Political Bets Cost Polymarket Ground in Asia

26 May 2026 - 08:41 CEST
By Oihyun Kim & Christina Pantin
Polymarket Asia

Polymarket, the onchain prediction market where users bet on real-world events in USDC, is facing a wave of bans across Asia. Governments from Indonesia to South Korea are treating its contracts on world leaders and live elections as a regulatory red line.

Betting on resignations

Indonesia blocked the platform on 22 May, citing online gambling laws. The Jakarta Post and other local outlets reported that the action came within two days of Polymarket opening a contract on whether President Prabowo Subianto would leave office before his term ends in 2029. Resolution dates included 31 May, 30 Jun and 31 Dec, well before the end of Prabowo's term. The government said it would also track social media accounts promoting the platform, after the contract drew online attention.

Indonesia's Ministry of Communication and Digital Affairs did not respond to a request for comment on whether the Prabowo contract was a factor in the decision to block the platform.

South Korea opened a formal regulatory review the same day, with the Korea Communications Standards Commission examining whether Polymarket constitutes illegal gambling. The review centres on several contracts tied to the country's June local elections that are currently live on the platform.

Taiwan was the first in the region to act, blocking access in December 2023 after users began wagering on the outcome of the January 2024 presidential election. A user who placed bets on presidential and legislative outcomes was subsequently charged, fined and given deferred prosecution. The political trigger was unambiguous: under Taiwanese law, betting on political events is explicitly prohibited. 

Gambling laws, crypto bans

For other governments in the region, the objection is broader. Singapore's Gambling Regulatory Authority ordered local internet service providers to block access in January 2025, treating Polymarket as one of many unlicenced offshore betting platforms, regardless of what it was taking bets on. 

Thailand's cybercrime investigation bureau followed suit the same week, framing the ban around cryptocurrency-based gambling rather than the content of specific contracts. Both countries now appear on Polymarket's geographic restrictions list as "close-only": existing positions can be wound down, but no new trades are permitted.

The pressure extends beyond Asia. Ella Seijsener, director of the Netherlands' gambling authority KSA, said prediction markets "offer bets that are not permitted in our market under any circumstances, not even by licence holders", after the regulator imposed a penalty order on Polymarket in February. 

In April, Brazil's Finance Ministry directed the telecom regulator, Anatel, to shut down 27 prediction market platforms, including Polymarket.

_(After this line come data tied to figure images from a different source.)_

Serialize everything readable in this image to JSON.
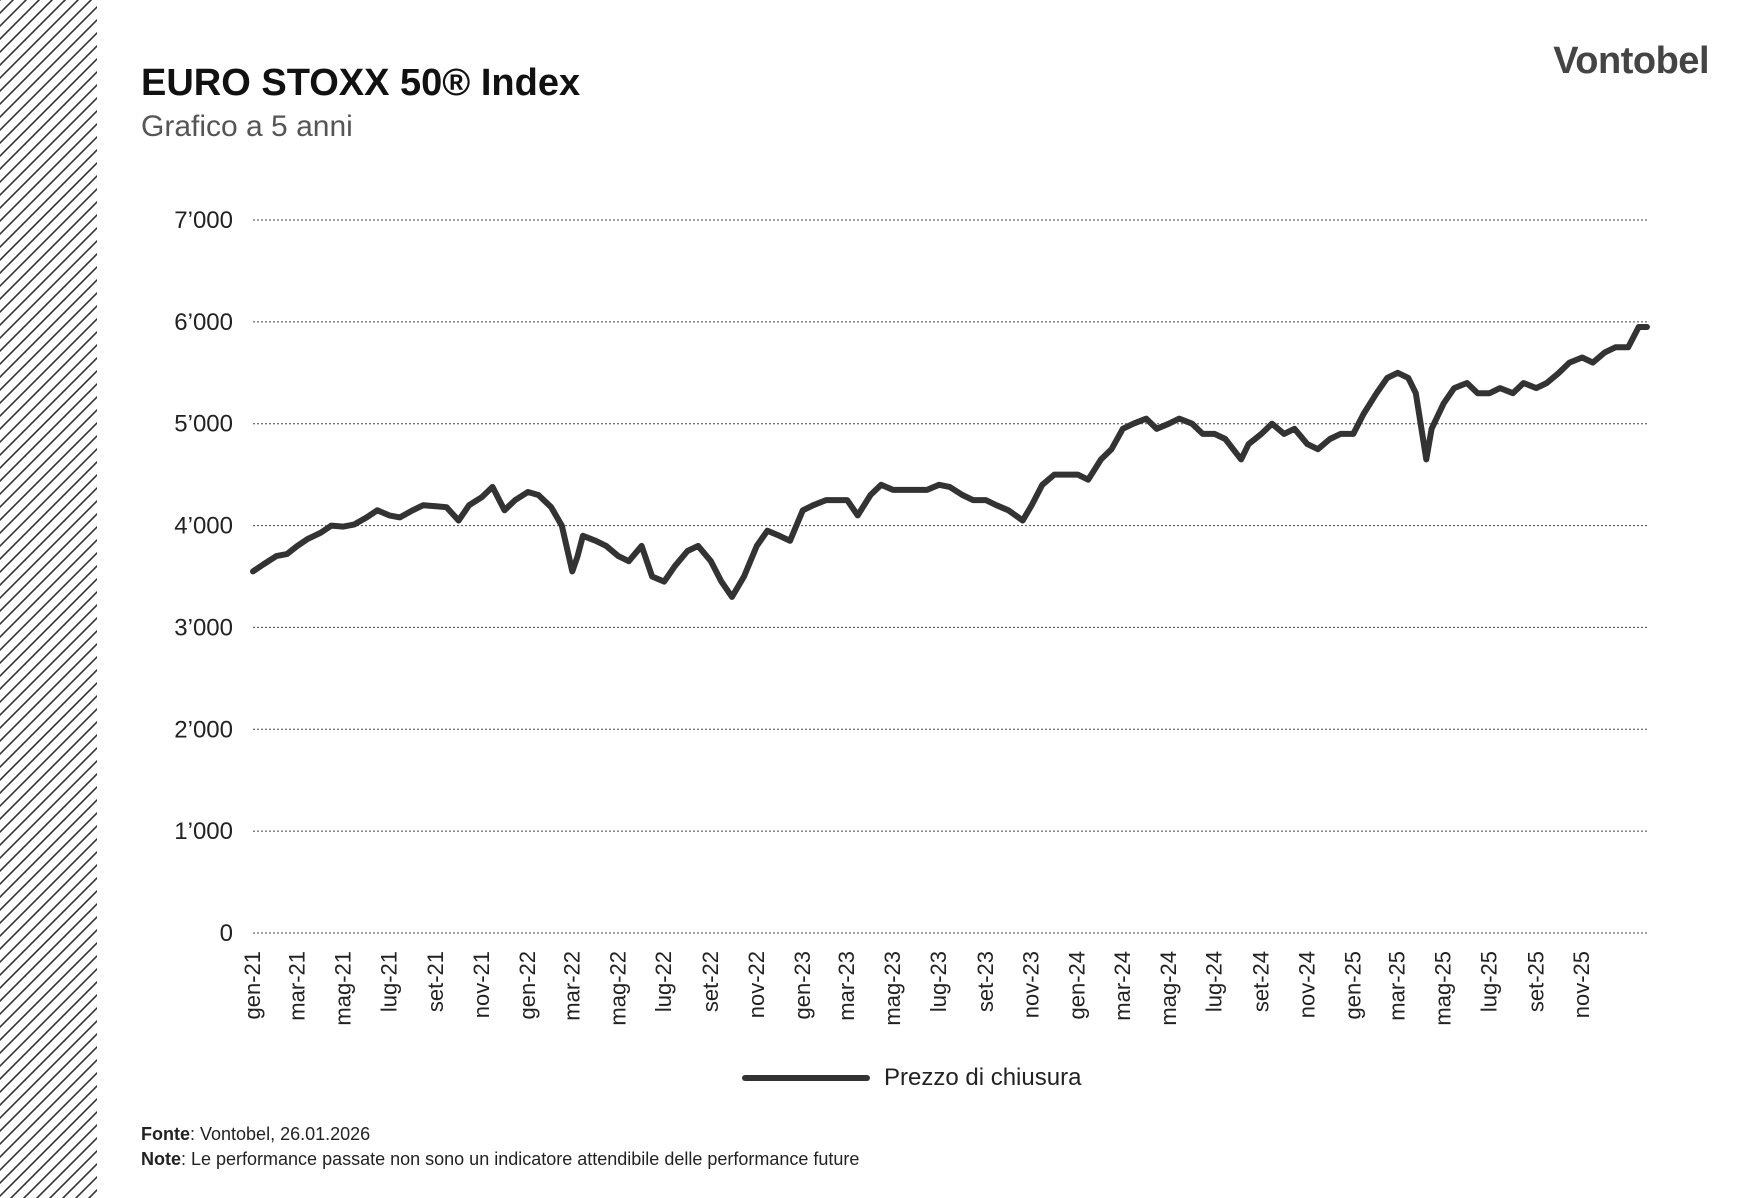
{
  "header": {
    "title": "EURO STOXX 50® Index",
    "subtitle": "Grafico a 5 anni",
    "logo_text": "Vontobel"
  },
  "footer": {
    "source_label": "Fonte",
    "source_text": ": Vontobel, 26.01.2026",
    "note_label": "Note",
    "note_text": ": Le performance passate non sono un indicatore attendibile delle performance future"
  },
  "colors": {
    "line": "#333333",
    "grid": "#444444",
    "text": "#222222"
  },
  "chart_data": {
    "type": "line",
    "title": "EURO STOXX 50® Index",
    "subtitle": "Grafico a 5 anni",
    "ylim": [
      0,
      7000
    ],
    "yticks": [
      0,
      1000,
      2000,
      3000,
      4000,
      5000,
      6000,
      7000
    ],
    "ytick_labels": [
      "0",
      "1’000",
      "2’000",
      "3’000",
      "4’000",
      "5’000",
      "6’000",
      "7’000"
    ],
    "x_tick_labels": [
      "gen-21",
      "mar-21",
      "mag-21",
      "lug-21",
      "set-21",
      "nov-21",
      "gen-22",
      "mar-22",
      "mag-22",
      "lug-22",
      "set-22",
      "nov-22",
      "gen-23",
      "mar-23",
      "mag-23",
      "lug-23",
      "set-23",
      "nov-23",
      "gen-24",
      "mar-24",
      "mag-24",
      "lug-24",
      "set-24",
      "nov-24",
      "gen-25",
      "mar-25",
      "mag-25",
      "lug-25",
      "set-25",
      "nov-25"
    ],
    "x_range": [
      "2021-01-01",
      "2026-01-26"
    ],
    "grid": true,
    "legend_position": "bottom-center",
    "series": [
      {
        "name": "Prezzo di chiusura",
        "x": [
          "2021-01-01",
          "2021-01-15",
          "2021-02-01",
          "2021-02-15",
          "2021-03-01",
          "2021-03-15",
          "2021-04-01",
          "2021-04-15",
          "2021-05-01",
          "2021-05-15",
          "2021-06-01",
          "2021-06-15",
          "2021-07-01",
          "2021-07-15",
          "2021-08-01",
          "2021-08-15",
          "2021-09-01",
          "2021-09-15",
          "2021-10-01",
          "2021-10-15",
          "2021-11-01",
          "2021-11-15",
          "2021-12-01",
          "2021-12-15",
          "2022-01-01",
          "2022-01-15",
          "2022-02-01",
          "2022-02-15",
          "2022-03-01",
          "2022-03-08",
          "2022-03-15",
          "2022-04-01",
          "2022-04-15",
          "2022-05-01",
          "2022-05-15",
          "2022-06-01",
          "2022-06-15",
          "2022-07-01",
          "2022-07-15",
          "2022-08-01",
          "2022-08-15",
          "2022-09-01",
          "2022-09-15",
          "2022-09-29",
          "2022-10-15",
          "2022-11-01",
          "2022-11-15",
          "2022-12-01",
          "2022-12-15",
          "2023-01-01",
          "2023-01-15",
          "2023-02-01",
          "2023-02-15",
          "2023-03-01",
          "2023-03-15",
          "2023-04-01",
          "2023-04-15",
          "2023-05-01",
          "2023-05-15",
          "2023-06-01",
          "2023-06-15",
          "2023-07-01",
          "2023-07-15",
          "2023-08-01",
          "2023-08-15",
          "2023-09-01",
          "2023-09-15",
          "2023-10-01",
          "2023-10-20",
          "2023-11-01",
          "2023-11-15",
          "2023-12-01",
          "2023-12-15",
          "2024-01-01",
          "2024-01-15",
          "2024-02-01",
          "2024-02-15",
          "2024-03-01",
          "2024-03-15",
          "2024-04-01",
          "2024-04-15",
          "2024-05-01",
          "2024-05-15",
          "2024-06-01",
          "2024-06-15",
          "2024-07-01",
          "2024-07-15",
          "2024-08-05",
          "2024-08-15",
          "2024-09-01",
          "2024-09-15",
          "2024-10-01",
          "2024-10-15",
          "2024-11-01",
          "2024-11-15",
          "2024-12-01",
          "2024-12-15",
          "2025-01-01",
          "2025-01-15",
          "2025-02-01",
          "2025-02-15",
          "2025-03-01",
          "2025-03-15",
          "2025-03-25",
          "2025-04-08",
          "2025-04-15",
          "2025-05-01",
          "2025-05-15",
          "2025-06-01",
          "2025-06-15",
          "2025-07-01",
          "2025-07-15",
          "2025-08-01",
          "2025-08-15",
          "2025-09-01",
          "2025-09-15",
          "2025-10-01",
          "2025-10-15",
          "2025-11-01",
          "2025-11-15",
          "2025-12-01",
          "2025-12-15",
          "2026-01-01",
          "2026-01-15",
          "2026-01-26"
        ],
        "values": [
          3550,
          3620,
          3700,
          3720,
          3800,
          3870,
          3930,
          4000,
          3990,
          4010,
          4080,
          4150,
          4100,
          4080,
          4150,
          4200,
          4190,
          4180,
          4050,
          4200,
          4280,
          4380,
          4150,
          4250,
          4330,
          4300,
          4180,
          4000,
          3550,
          3700,
          3900,
          3850,
          3800,
          3700,
          3650,
          3800,
          3500,
          3450,
          3600,
          3750,
          3800,
          3650,
          3450,
          3300,
          3500,
          3800,
          3950,
          3900,
          3850,
          4150,
          4200,
          4250,
          4250,
          4250,
          4100,
          4300,
          4400,
          4350,
          4350,
          4350,
          4350,
          4400,
          4380,
          4300,
          4250,
          4250,
          4200,
          4150,
          4050,
          4200,
          4400,
          4500,
          4500,
          4500,
          4450,
          4650,
          4750,
          4950,
          5000,
          5050,
          4950,
          5000,
          5050,
          5000,
          4900,
          4900,
          4850,
          4650,
          4800,
          4900,
          5000,
          4900,
          4950,
          4800,
          4750,
          4850,
          4900,
          4900,
          5100,
          5300,
          5450,
          5500,
          5450,
          5300,
          4650,
          4950,
          5200,
          5350,
          5400,
          5300,
          5300,
          5350,
          5300,
          5400,
          5350,
          5400,
          5500,
          5600,
          5650,
          5600,
          5700,
          5750,
          5750,
          5950,
          5950
        ]
      }
    ]
  }
}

Officials concluded that contracts on sports, politics and cultural outcomes were not covered by the country's betting framework.

China slips, Japan lobbies

China is a different case entirely. Polymarket is inaccessible there not because of any platform-specific action, but as a by-product of the country's broader internet controls and crypto restrictions. 

Yet Chinese users have continued to access the platform via VPNs, and Polymarket has been courting them, hiring Mandarin-speaking staff and listing China-focused contracts, including a market on which robot brands would appear at the 2026 Spring Festival Gala, which recorded around $74,000 in trading volume. Trading volume from Asia-based users runs in the "hundreds of millions" of dollars a month, Justin Yang, who leads Polymarket's go-to-market strategy in Asia, told Rest of World in March.

Japan stands apart from all of them. As Sandmark previously reported, Polymarket has named a local representative and is lobbying for regulatory approval by 2030, viewing the country as a large untapped opportunity. 

Prediction markets currently occupy an undefined legal status in Japan, where they are neither licenced nor explicitly prohibited. Allowing them to operate at scale would likely require lawmakers to create a new regulatory category or amend existing legislation. Polymarket's lobbying push will likely focus on persuading the Financial Services Agency to treat prediction contracts as financial derivatives subject to regulation, rather than as gambling. If that argument lands, it could become a template for the rest of the region.